Acontece que Tucker – que partilha dados de elevado valor e qualidade – é um embaixador e conselheiro científico da… Adidas. Também o próprio não deve ter ficado imensamente chateado com a situação, uma vez que ainda no ano passado protagonizou uma das mais acesas trocas de palavras na comunidade desportiva do Twitter com Paula Radcliffe (a ex-recordista mundial), afirmando que a atleta que sempre clamou a sua inocência e transparência a alto e bom som, refugiou-se em argumentos pouco concretos e não apresentou os seus dados sanguíneos (supostamente armazenados) a cientistas independentes, como o mesmo requeria.
Recorde-se que, depois da polémica dos hackers russos “Fancy Bears”, a britânica foi uma das atletas que apareceu com valores sanguíneos bastante diferentes do normal (o maior deles registado em 2003, em Portugal), o que a própria justificou com os treinos em altitude ou com as alterações no seu corpo. No entanto, na altura, a IAAF prontamente emitiu um comunicado a ilibar Paula Radcliffe, algo que a organização nunca fez para qualquer outro atleta. A própria Paula Radcliffe estava na meta para receber Kosgei em Chicago, mas o sorriso parecia mais amarelo do que genuíno.
Outro nome com relevo, Tim Hutchings, também ele um ex-atleta britânico com bastante influência no desporto, é, por exemplo, o comentador para a Eurosport britânica – a cadeia responsável pela emissão da Diamond League, no Reino Unido – que foi destacado como comentador da IAAF para o feed internacional dos Mundiais de Doha comentou e ainda deixou no ar suspeições face às melhorias das performances de Kosgei.

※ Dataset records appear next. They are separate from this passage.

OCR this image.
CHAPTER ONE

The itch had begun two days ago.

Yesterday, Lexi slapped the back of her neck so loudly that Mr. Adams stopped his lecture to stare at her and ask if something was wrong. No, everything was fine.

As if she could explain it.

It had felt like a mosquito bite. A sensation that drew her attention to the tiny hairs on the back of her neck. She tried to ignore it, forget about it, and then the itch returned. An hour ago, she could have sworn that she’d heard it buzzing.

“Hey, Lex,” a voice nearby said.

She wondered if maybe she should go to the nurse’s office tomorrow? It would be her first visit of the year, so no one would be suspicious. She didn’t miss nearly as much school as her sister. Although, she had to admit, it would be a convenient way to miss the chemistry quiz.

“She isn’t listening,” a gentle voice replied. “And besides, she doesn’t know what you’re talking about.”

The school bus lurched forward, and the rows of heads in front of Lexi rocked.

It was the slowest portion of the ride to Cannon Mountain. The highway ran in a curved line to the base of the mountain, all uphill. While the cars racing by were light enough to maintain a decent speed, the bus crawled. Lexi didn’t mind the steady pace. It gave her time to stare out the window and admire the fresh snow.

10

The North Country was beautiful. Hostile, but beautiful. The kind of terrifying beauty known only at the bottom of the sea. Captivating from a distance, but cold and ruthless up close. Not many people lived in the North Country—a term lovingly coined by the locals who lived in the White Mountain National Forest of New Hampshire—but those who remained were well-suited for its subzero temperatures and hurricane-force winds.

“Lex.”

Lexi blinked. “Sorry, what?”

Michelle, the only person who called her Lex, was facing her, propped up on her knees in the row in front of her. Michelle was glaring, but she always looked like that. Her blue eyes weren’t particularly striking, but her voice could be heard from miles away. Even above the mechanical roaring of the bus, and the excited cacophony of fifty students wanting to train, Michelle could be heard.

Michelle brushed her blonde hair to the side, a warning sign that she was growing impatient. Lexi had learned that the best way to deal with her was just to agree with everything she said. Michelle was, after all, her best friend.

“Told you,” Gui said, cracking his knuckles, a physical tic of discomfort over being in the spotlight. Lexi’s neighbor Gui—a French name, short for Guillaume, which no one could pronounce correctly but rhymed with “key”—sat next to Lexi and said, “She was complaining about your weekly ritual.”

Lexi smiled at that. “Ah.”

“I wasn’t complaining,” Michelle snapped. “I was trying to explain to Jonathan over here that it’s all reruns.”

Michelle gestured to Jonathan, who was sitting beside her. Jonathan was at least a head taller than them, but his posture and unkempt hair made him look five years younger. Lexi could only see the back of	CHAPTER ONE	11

Absurd to compare @paulajradcliffe with @brigidkosgei like this. PR spent yrs, (after winning the Wld Jnr CC), honing her world class ability as a distance runner, the opposite to Kosgei, who has zero track pedigree. PR’s track years were a perfect apprenticeship for the Marathon https://t.co/xx7cYhFs5H
— Tim Hutchings (@TimHutchings1) October 15, 2019
O comentador parece esquecer que a sua própria colega (e amiga) teve um resultado ainda mais anormal, um chamado outlier, e que havia (e há!) muitas atletas de pista com melhores recordes pessoais que Radcliffe, sem que isso se traduza num tempo de 2:15 na estrada. Recorde-se que mesmo até este ano – antes da marca de Kosgei – o mais próximo que uma mulher se tinha aproximado das 2:15:25 de Radcliffe, eram as 2:17:01 de Mary Keitany. E que a segunda europeia mais rápida da história está a praticamente 4 minutos (!) de Radcliffe – Irina Mikitenko (GER) com 2:19:19 – sendo estas duas as únicas europeias da história a baixar das 2:20!
DE EXPULSA DA SUA ESCOLA A RECORDISTA MUNDIAL – COM MUITA LIGAÇÃO A PORTUGAL
Mas a história de Birgid Kosgei não se escreve pelo que os outros escrevem dela. Kosgei trilhou o seu caminho como poucas e, sem saber o que o futuro nos reserva no desporto atual, meter as mãos no fogo pela integridade de um atleta é correr um elevado risco de se sair em chamas. A verdade é que a história da atleta já é uma história de sobrevivência, perseverança, coragem e luta para chegar ao patamar que chegou. Kosgei não apareceu do nada, como muitos agora parecem apregoar. A primeira prova internacional da queniana – com registos no site da IAAF – é a Maratona do Porto que fez em 2015.
Na altura, um tempo modesto (2:47:59) chegou para a vitória, que deveria ser o que mais interessava à atleta, uma vez que desde aí nunca mais correu abaixo de 2:28. Cerca de um ano depois, voltou a Portugal e foi 2.ª na Maratona de Lisboa (já depois de ter vencido em Milão), com um tempo de 2:24:45. Recorde-se que este era o culminar do seu primeiro ano completo de competições a nível internacional. 2017 foi o ano em que se começou verdadeiramente a afirmar na elite internacional, com os grandes destaques a serem o 3.º lugar na Meia de Copenhaga (uma das mais conceituadas do mundo), com uma marca de 1:06:35 e o 2.º na Maratona de Chicago, já com uma grande marca de 2:20:22.